- The Washington Times - Thursday, December 31, 2020

Free speech advocates are striking out in their legal challenges to revenge porn laws.

The Minnesota Supreme Court on Wednesday unanimously upheld a law that bars displaying intimate images or video of another person, either nude or engaged in sexual acts, without the subject’s consent.

A lower court had thrown out the state’s non-consensual porn law, saying the statute banned constitutionally protected — if unsavory — content.



Free speech advocates don’t defend Michael Casillas, who had tapped into his ex-girlfriend’s Dish Network account to access intimate photos with her and another man that he then posted to the internet.

But Raleigh Levine, a professor at the Mitchell Hamline School of Law in Minnesota, said the state’s law doesn’t require malicious intent as cause for penalty, leaving vulnerable persons who might share, say, breastfeeding pictures online.

“True revenge porn is hurtful in some of the worst possible ways,” Ms. Levine said. “The problem is this law sweeps in way too much speech that doesn’t pose those problems.”

Legal experts denote revenge porn as nude or sexual images taken with consent during intimate relationships that later are posted by a partner — often post-breakup — to harass or intimidate.

Over the last decade, 46 states and the District of Columbia have enacted legislation criminalizing revenge porn.
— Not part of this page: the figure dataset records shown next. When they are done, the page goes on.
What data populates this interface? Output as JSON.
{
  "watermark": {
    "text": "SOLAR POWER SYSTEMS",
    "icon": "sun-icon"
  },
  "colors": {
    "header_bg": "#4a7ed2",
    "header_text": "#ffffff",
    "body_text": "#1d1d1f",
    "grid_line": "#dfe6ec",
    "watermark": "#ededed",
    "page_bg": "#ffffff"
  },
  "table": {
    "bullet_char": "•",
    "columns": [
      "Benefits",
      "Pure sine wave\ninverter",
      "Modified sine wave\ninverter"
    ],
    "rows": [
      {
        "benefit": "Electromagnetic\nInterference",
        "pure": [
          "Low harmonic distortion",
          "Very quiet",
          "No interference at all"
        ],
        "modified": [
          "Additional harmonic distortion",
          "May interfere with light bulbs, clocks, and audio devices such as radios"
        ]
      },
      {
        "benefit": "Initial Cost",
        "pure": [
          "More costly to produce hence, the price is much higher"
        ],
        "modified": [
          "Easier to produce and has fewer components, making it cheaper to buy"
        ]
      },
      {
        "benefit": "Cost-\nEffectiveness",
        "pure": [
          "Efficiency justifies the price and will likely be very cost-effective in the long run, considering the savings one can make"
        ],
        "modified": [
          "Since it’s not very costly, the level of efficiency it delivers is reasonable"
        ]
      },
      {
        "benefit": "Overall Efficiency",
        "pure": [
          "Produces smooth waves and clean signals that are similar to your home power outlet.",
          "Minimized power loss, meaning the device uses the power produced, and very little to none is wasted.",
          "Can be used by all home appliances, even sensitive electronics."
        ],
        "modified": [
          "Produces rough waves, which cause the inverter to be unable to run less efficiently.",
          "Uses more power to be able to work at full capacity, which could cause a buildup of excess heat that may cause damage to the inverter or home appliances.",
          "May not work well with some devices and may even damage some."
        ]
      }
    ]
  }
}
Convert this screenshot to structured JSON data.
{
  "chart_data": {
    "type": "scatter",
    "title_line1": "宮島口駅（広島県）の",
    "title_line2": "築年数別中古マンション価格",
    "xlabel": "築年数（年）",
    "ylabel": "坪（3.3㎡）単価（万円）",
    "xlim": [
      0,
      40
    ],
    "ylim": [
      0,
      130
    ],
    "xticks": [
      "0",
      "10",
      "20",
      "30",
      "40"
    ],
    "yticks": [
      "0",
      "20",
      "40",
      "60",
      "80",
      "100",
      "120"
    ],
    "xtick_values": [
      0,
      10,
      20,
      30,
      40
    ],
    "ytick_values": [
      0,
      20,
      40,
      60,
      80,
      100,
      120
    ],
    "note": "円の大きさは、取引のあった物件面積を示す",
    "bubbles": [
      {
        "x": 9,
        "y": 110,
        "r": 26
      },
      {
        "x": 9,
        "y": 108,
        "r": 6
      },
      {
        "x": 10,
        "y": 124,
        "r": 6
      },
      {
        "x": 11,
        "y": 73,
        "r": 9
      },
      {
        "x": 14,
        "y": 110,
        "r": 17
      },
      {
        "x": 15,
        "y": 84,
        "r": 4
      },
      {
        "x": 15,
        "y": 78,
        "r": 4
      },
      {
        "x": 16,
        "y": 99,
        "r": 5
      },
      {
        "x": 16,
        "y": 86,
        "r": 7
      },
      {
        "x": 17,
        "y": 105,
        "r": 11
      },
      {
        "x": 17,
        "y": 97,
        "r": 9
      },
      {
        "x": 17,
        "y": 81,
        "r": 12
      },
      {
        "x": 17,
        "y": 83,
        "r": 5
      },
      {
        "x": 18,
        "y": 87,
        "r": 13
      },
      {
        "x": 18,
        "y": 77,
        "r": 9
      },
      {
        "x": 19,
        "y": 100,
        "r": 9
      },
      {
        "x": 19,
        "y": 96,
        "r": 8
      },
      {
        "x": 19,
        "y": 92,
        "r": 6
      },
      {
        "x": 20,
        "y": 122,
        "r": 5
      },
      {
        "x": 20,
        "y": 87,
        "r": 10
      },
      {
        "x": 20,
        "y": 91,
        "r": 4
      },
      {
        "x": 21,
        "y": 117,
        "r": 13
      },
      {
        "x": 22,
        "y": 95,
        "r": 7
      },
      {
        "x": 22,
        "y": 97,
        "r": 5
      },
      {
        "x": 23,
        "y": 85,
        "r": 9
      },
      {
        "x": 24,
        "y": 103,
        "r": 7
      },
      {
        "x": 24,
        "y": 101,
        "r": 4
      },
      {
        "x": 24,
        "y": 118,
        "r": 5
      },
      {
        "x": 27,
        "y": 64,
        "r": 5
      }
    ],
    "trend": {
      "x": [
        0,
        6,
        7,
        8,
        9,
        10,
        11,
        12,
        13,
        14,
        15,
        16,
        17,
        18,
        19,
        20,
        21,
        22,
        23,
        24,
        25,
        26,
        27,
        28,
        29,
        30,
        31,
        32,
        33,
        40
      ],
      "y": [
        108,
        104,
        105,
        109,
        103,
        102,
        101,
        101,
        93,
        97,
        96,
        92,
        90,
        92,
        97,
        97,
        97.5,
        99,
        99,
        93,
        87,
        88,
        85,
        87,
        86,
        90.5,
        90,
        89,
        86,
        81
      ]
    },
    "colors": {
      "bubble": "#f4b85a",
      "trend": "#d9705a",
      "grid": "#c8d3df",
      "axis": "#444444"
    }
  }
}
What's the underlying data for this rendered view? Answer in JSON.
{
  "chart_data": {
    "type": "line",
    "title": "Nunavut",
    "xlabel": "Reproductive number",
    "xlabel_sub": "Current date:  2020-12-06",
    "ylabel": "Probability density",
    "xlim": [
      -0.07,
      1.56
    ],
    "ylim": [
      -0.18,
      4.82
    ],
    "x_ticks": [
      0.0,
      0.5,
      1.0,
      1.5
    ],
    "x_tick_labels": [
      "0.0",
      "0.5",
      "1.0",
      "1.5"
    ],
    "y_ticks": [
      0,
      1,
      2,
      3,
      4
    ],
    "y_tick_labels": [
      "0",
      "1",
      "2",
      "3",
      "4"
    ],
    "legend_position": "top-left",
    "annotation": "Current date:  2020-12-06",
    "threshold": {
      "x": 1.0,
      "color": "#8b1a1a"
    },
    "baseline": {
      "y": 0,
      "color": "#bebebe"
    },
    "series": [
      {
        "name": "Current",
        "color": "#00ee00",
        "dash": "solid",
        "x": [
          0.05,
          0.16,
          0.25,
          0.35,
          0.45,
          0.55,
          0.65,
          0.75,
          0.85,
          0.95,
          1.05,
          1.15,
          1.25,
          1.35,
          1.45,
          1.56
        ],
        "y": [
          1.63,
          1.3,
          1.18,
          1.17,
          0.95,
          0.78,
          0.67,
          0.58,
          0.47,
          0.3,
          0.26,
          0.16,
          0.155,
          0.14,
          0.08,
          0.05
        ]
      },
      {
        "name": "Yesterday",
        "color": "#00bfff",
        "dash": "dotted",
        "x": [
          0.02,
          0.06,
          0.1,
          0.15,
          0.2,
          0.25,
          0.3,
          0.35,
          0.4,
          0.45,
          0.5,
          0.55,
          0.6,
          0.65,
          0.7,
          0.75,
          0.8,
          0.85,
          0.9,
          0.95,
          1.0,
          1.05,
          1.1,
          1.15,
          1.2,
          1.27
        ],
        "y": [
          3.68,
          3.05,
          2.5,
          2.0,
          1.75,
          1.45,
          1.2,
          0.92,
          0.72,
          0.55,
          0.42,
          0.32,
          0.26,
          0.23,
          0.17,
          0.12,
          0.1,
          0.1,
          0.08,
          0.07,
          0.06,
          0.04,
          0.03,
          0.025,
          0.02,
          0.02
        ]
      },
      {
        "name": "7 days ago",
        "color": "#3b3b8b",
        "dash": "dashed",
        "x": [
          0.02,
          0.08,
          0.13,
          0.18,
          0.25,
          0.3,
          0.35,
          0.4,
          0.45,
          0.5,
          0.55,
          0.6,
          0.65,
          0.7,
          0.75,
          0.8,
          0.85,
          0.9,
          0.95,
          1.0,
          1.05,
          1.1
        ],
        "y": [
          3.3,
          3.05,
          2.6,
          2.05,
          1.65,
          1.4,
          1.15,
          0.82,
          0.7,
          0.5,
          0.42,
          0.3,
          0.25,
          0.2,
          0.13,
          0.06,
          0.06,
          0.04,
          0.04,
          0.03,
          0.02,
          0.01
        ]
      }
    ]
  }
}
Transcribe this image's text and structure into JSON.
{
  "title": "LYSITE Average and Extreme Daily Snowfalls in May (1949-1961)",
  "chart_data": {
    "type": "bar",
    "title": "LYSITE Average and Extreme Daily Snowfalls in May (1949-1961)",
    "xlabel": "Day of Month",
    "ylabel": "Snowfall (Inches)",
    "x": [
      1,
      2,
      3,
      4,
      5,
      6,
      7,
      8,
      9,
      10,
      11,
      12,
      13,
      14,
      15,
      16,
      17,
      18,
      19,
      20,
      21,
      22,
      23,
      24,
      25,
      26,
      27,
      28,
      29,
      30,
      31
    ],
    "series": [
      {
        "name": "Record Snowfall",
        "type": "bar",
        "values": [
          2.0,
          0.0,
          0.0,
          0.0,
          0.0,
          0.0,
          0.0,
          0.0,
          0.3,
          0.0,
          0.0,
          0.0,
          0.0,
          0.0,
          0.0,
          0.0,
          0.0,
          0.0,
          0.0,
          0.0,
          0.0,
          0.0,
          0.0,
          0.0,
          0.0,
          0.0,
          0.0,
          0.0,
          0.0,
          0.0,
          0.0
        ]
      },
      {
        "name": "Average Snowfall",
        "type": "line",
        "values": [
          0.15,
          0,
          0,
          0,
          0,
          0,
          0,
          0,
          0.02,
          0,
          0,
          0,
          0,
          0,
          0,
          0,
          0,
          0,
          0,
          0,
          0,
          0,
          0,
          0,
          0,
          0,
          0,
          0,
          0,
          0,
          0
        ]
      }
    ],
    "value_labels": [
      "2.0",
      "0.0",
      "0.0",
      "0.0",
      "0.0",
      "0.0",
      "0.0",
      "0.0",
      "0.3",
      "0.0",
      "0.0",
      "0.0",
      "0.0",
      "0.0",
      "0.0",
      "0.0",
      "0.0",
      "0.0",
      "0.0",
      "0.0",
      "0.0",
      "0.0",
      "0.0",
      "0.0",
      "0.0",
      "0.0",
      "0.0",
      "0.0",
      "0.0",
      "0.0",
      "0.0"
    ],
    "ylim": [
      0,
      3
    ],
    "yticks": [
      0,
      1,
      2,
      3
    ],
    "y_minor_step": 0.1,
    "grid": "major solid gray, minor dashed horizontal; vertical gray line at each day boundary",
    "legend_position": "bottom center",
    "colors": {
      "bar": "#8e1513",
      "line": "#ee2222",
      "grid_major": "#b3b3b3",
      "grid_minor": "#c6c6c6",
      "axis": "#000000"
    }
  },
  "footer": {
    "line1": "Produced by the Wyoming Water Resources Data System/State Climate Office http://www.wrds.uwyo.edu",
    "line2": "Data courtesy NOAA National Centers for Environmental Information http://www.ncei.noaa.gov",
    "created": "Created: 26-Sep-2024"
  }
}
Some legal experts, however, question the constitutionality of these laws, which they say strike at the heart of the First Amendment.

Courts have rejected that argument. Defendants in appellate courts in Wisconsin and Vermont came up short in challenging non-consensual dissemination of private sexual images laws.

In October, the U.S. Supreme Court denied a petition filed by attorneys representing Bethany Austin, an Illinois woman who had posted nude photos of her ex-fiancé’s mistress in an attempt to clear her own name after her fiancé had spread falsehoods about the cause of the dissolution of their relationship.

Attorneys for Ms. Austin argued that Ms. Austin “would have been subject to the law even if she had only shared the images documenting her fiancé’s betrayal when seeking help from her mother, a therapist, or clergy.”

Legal experts say one hurdle to such free speech defenses is that courts have allowed the government to block certain speech, such as child pornography and obscenity. Such prohibitions must survive a strict scrutiny test, which Minnesota’s high court said the 2016 legislation does.

In Wednesday’s ruling, Justice Natalie Hudson acknowledged that the First Amendment is an “umbrella” that provides refuge to “the most unpopular ideas and expressions.”

But Justice Hudson added: “The nonconsensual dissemination of private sexual images, however, presents a grave threat to everyday Minnesotans whose lives are affected by the single click of a button.”

The Cyber Civil Rights Initiative, a nonprofit that helps victims of cyberbullying and cyber harassment, says the effects of sexually graphic images shared on the internet can range from mental health anguish to job loss.